Elle estime tout d'abord que l'ajout, voté à l'Assemblée nationale, des « personnes particulièrement vulnérables » , dans le champ d'application du plan d'alerte et d'urgence, n'est pas justifié. Les populations visées ici, qui comprennent principalement les personnes sans domicile fixe, obéissent à une problématique spécifique. Votre commission vous proposera donc un amendement de suppression de cette disposition nouvelle.

Votre commission constate également que la rédaction proposée pour cet article semble sur certains points allusive et souhaite que le débat en séance publique permettra de l'éclairer utilement.

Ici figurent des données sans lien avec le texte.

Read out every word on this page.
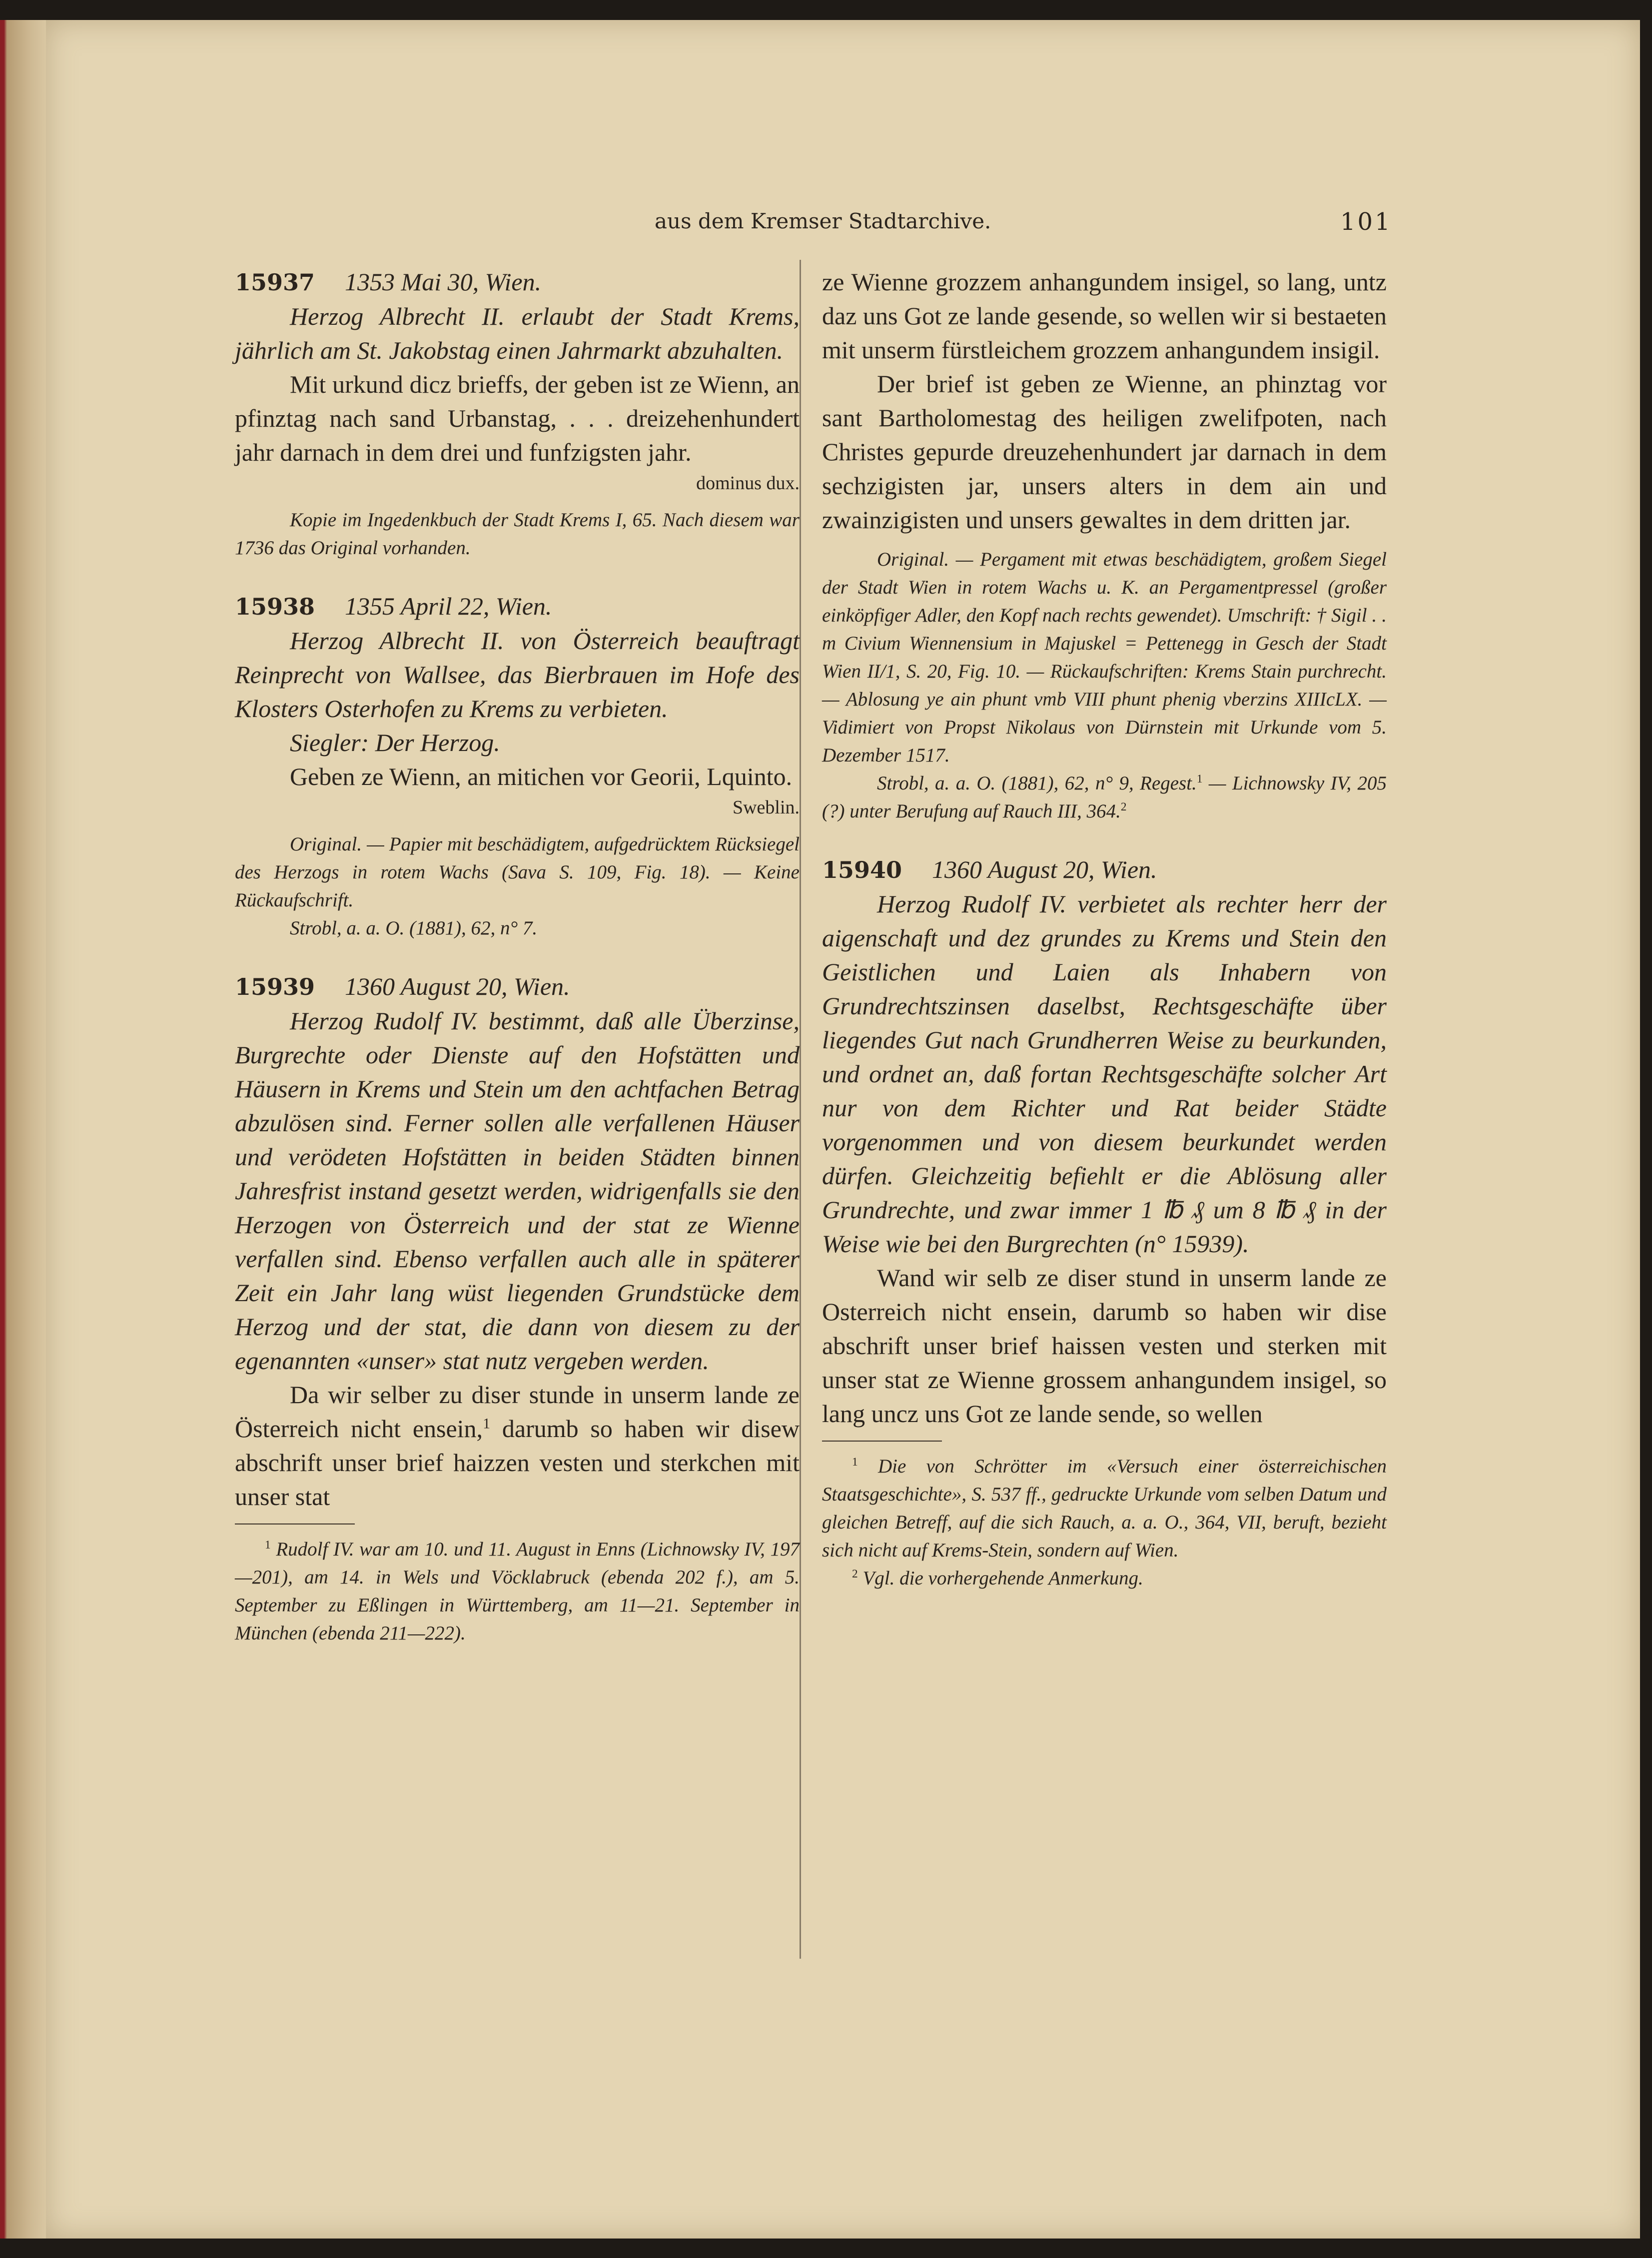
aus dem Kremser Stadtarchive.	101

15937 1353 Mai 30, Wien.

Herzog Albrecht II. erlaubt der Stadt Krems, jährlich am St. Jakobstag einen Jahrmarkt abzuhalten.

Mit urkund dicz brieffs, der geben ist ze Wienn, an pfinztag nach sand Urbanstag, . . . dreizehenhundert jahr darnach in dem drei und funfzigsten jahr.

dominus dux.

Kopie im Ingedenkbuch der Stadt Krems I, 65. Nach diesem war 1736 das Original vorhanden.

15938 1355 April 22, Wien.

Herzog Albrecht II. von Österreich beauftragt Reinprecht von Wallsee, das Bierbrauen im Hofe des Klosters Osterhofen zu Krems zu verbieten.

Siegler: Der Herzog.

Geben ze Wienn, an mitichen vor Georii, Lquinto.

Sweblin.

Original. — Papier mit beschädigtem, aufgedrücktem Rücksiegel des Herzogs in rotem Wachs (Sava S. 109, Fig. 18). — Keine Rückaufschrift.

Strobl, a. a. O. (1881), 62, n° 7.

15939 1360 August 20, Wien.

Herzog Rudolf IV. bestimmt, daß alle Überzinse, Burgrechte oder Dienste auf den Hofstätten und Häusern in Krems und Stein um den achtfachen Betrag abzulösen sind. Ferner sollen alle verfallenen Häuser und verödeten Hofstätten in beiden Städten binnen Jahresfrist instand gesetzt werden, widrigenfalls sie den Herzogen von Österreich und der stat ze Wienne verfallen sind. Ebenso verfallen auch alle in späterer Zeit ein Jahr lang wüst liegenden Grundstücke dem Herzog und der stat, die dann von diesem zu der egenannten «unser» stat nutz vergeben werden.

Da wir selber zu diser stunde in unserm lande ze Österreich nicht ensein,$^1$ darumb so haben wir disew abschrift unser brief haizzen vesten und sterkchen mit unser stat

$^1$ Rudolf IV. war am 10. und 11. August in Enns (Lichnowsky IV, 197—201), am 14. in Wels und Vöcklabruck (ebenda 202 f.), am 5. September zu Eßlingen in Württemberg, am 11—21. September in München (ebenda 211—222).

ze Wienne grozzem anhangundem insigel, so lang, untz daz uns Got ze lande gesende, so wellen wir si bestaeten mit unserm fürstleichem grozzem anhangundem insigil.

Der brief ist geben ze Wienne, an phinztag vor sant Bartholomestag des heiligen zwelifpoten, nach Christes gepurde dreuzehenhundert jar darnach in dem sechzigisten jar, unsers alters in dem ain und zwainzigisten und unsers gewaltes in dem dritten jar.

Original. — Pergament mit etwas beschädigtem, großem Siegel der Stadt Wien in rotem Wachs u. K. an Pergamentpressel (großer einköpfiger Adler, den Kopf nach rechts gewendet). Umschrift: † Sigil . . m Civium Wiennensium in Majuskel = Pettenegg in Gesch der Stadt Wien II/1, S. 20, Fig. 10. — Rückaufschriften: Krems Stain purchrecht. — Ablosung ye ain phunt vmb VIII phunt phenig vberzins XIIIcLX. — Vidimiert von Propst Nikolaus von Dürnstein mit Urkunde vom 5. Dezember 1517.

Strobl, a. a. O. (1881), 62, n° 9, Regest.$^1$ — Lichnowsky IV, 205 (?) unter Berufung auf Rauch III, 364.$^2$

15940 1360 August 20, Wien.

Herzog Rudolf IV. verbietet als rechter herr der aigenschaft und dez grundes zu Krems und Stein den Geistlichen und Laien als Inhabern von Grundrechtszinsen daselbst, Rechtsgeschäfte über liegendes Gut nach Grundherren Weise zu beurkunden, und ordnet an, daß fortan Rechtsgeschäfte solcher Art nur von dem Richter und Rat beider Städte vorgenommen und von diesem beurkundet werden dürfen. Gleichzeitig befiehlt er die Ablösung aller Grundrechte, und zwar immer 1 ℔ ₰ um 8 ℔ ₰ in der Weise wie bei den Burgrechten (n° 15939).

Wand wir selb ze diser stund in unserm lande ze Osterreich nicht ensein, darumb so haben wir dise abschrift unser brief haissen vesten und sterken mit unser stat ze Wienne grossem anhangundem insigel, so lang uncz uns Got ze lande sende, so wellen

$^1$ Die von Schrötter im «Versuch einer österreichischen Staatsgeschichte», S. 537 ff., gedruckte Urkunde vom selben Datum und gleichen Betreff, auf die sich Rauch, a. a. O., 364, VII, beruft, bezieht sich nicht auf Krems-Stein, sondern auf Wien.

$^2$ Vgl. die vorhergehende Anmerkung.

Dans ce même souci, elle vous proposera, par un premier amendement, de reformuler de façon plus précise les conditions dans lesquelles une personne âgée ou handicapée est amenée à exprimer son consentement pour être recensée par les communes. Elle estime, en effet, nécessaire que ce consentement soit précisé par écrit et que soient mentionnés, à côté des tiers, les mandataires des personnes placées sous tutelle ou curatelle.

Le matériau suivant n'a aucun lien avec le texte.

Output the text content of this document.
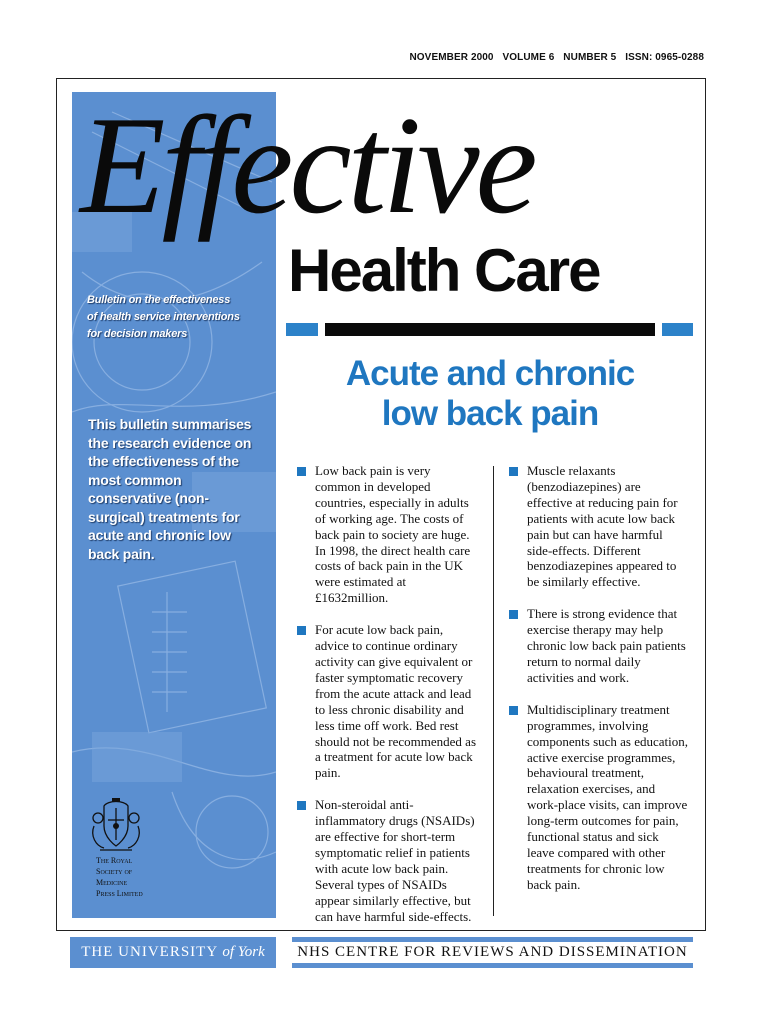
NOVEMBER 2000 VOLUME 6 NUMBER 5 ISSN: 0965-0288
Bulletin on the effectiveness
of health service interventions
for decision makers
This bulletin summarises the research evidence on the effectiveness of the most common conservative (non-surgical) treatments for acute and chronic low back pain.
The Royal
Society of
Medicine
Press Limited
Effective
Health Care
Acute and chronic
low back pain
Low back pain is very common in developed countries, especially in adults of working age. The costs of back pain to society are huge. In 1998, the direct health care costs of back pain in the UK were estimated at £1632million.
For acute low back pain, advice to continue ordinary activity can give equivalent or faster symptomatic recovery from the acute attack and lead to less chronic disability and less time off work. Bed rest should not be recommended as a treatment for acute low back pain.
Non-steroidal anti-inflammatory drugs (NSAIDs) are effective for short-term symptomatic relief in patients with acute low back pain. Several types of NSAIDs appear similarly effective, but can have harmful side-effects.
Muscle relaxants (benzodiazepines) are effective at reducing pain for patients with acute low back pain but can have harmful side-effects. Different benzodiazepines appeared to be similarly effective.
There is strong evidence that exercise therapy may help chronic low back pain patients return to normal daily activities and work.
Multidisciplinary treatment programmes, involving components such as education, active exercise programmes, behavioural treatment, relaxation exercises, and work-place visits, can improve long-term outcomes for pain, functional status and sick leave compared with other treatments for chronic low back pain.
THE UNIVERSITY of York	NHS CENTRE FOR REVIEWS AND DISSEMINATION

Elle s'est également interrogée sur la nature du contact périodique avec les personnes ayant demandé ou consenti à se faire recenser, et considère que ce point mérite un examen très attentif. Si l'on en croit la Direction générale de l'action sociale (DGAS), il s'agit d'un contact permanent et non pas limité aux périodes de crises : « Ce contact périodique est destiné à la mise à jour et à l'actualisation du fichier des personnes recensées, mis en place par les communes. Il permet également de s'assurer, à intervalle régulier, que les personnes isolées à leur domicile bénéficient d'une prise en charge adéquate diligentée par le biais des institutions et organismes référents ou font l'objet d'un signalement auprès des organismes ad hoc : services d'aide à domicile, services de soins infirmiers à domicile, CLIC, sites pour la vie autonome, équipes médico-sociales, CCAS... ».

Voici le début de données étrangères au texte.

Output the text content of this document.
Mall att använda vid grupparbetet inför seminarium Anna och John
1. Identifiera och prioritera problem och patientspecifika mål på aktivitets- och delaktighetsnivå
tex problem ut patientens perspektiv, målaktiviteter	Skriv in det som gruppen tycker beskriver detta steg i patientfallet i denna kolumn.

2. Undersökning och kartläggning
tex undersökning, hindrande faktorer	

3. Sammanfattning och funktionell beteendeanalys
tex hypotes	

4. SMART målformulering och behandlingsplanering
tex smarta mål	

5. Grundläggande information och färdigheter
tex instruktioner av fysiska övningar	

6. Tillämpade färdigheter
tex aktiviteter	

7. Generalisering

Dans ces conditions, votre commission considère que cette obligation dépasse les moyens humains et matériels de nombreuses communes, notamment pour les plus petites. Elle proposera donc un amendement de suppression de cette référence à des « contacts périodiques », pour ne pas adopter un dispositif dont on pressent qu'il ne pourra être appliqué en pratique.

Enfin, votre commission a pris acte qu'il n'était pas envisagé de compensation financière de l'État aux collectivités territoriales au titre des dispositions nouvelles introduites au présent article. S'il est vrai que le plan d'alerte et d'urgence ne correspond pas à une extension de charge significative pour le département, il n'en va pas de même pour le recensement des personnes âgées et handicapées, a fortiori s'il devait s'accompagner d'une obligation de contacts périodiques. Votre commission considère que les opérations de recensement constituent bien un accroissement de compétences, au demeurant important sur les plans administratif, financier et humain, pour les communes. Cette observation justifiera la présentation ultérieure, par amendement , d'une disposition additionnelle tendant à préciser les modalités de compensation applicables, conformément à l'article 72-2 de la Constitution.

Votre commission vous propose d'adopter cet article ainsi amendé.

* 2 Rapport n° 195 (2003-2004) sur la mission commune d'information « La France et les Français face à la canicule : les leçons d'une crise ».

* 3 Audition du professeur Jean-Louis San Marco pour la mission commune d'information « La France et les Français face à la canicule : les leçons d'une crise » (14 janvier 2004).